Zaldi Maulana menilai bahwa praktik penyematan stigma terhadap kelompok yang kritis merupakan pola yang berbahaya karena dapat mengalihkan perhatian publik dari substansi persoalan yang sedang diperdebatkan. 

Menurut Zaldi Maulana, ketika sebuah kritik dibalas dengan pelabelan tertentu, ruang dialog yang sehat menjadi semakin sempit dan masyarakat berisiko terjebak dalam polarisasi. (Octaviana Salma/Project Arek)

Zaldi Maulana, sebagai pemandu kuliah rakyat menyatakan, sependapat dengan pandangan yang disampaikan Soe Tjen Marching mengenai pola penyematan stigma oleh rezim.
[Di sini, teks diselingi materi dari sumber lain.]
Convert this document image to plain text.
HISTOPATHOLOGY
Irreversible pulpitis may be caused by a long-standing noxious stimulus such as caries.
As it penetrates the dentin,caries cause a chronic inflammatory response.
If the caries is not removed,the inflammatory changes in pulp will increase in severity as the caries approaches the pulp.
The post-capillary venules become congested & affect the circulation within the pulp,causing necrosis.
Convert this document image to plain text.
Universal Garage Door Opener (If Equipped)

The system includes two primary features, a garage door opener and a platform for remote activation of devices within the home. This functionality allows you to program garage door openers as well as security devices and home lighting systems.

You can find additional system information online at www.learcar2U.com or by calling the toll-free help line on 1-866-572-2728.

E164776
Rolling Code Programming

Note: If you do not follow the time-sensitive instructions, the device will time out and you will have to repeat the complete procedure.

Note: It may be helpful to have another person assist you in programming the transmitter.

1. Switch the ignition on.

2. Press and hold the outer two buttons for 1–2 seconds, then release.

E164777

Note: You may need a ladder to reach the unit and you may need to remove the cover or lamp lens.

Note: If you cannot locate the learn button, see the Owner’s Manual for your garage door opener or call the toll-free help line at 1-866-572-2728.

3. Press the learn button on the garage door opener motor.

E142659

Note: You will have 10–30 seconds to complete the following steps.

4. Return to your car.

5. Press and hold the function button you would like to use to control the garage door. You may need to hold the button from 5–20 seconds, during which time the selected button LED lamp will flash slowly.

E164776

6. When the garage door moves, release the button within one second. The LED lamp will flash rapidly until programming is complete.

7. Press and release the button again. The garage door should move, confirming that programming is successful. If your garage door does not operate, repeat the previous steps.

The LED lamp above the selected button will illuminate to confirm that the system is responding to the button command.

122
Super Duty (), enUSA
Menurutnya, terdapat kemiripan antara praktik yang berkembang pada masa Orde Baru di bawah Soeharto dan pola yang dinilainya kembali muncul pada era pemerintahan Prabowo Subianto.

BACA JUGA : #KAMISAN | Tragedi Perkosaan Massal Dikubur Negara

Ia menilai, pelabelan terhadap pihak-pihak yang kritis kerap digunakan untuk membangun persepsi negatif di ruang publik, sehingga kritik yang disampaikan tidak lagi diperdebatkan berdasarkan substansinya, melainkan melalui stigma yang dilekatkan kepada pengkritiknya.

“Bagaimana negara ini piawai dalam memainkan sebuah kata. Kalau dulu di tahun 1965 negara selalu menggunakan kata komunis sebagai legitimasi untuk menghabisi. Kalau saat ini mungkin akan relevan di aksi Agustus kemarin, bahwa yang selalu dikambing hitamkan adalah narasi anarkisme,” imbuh Zaldi.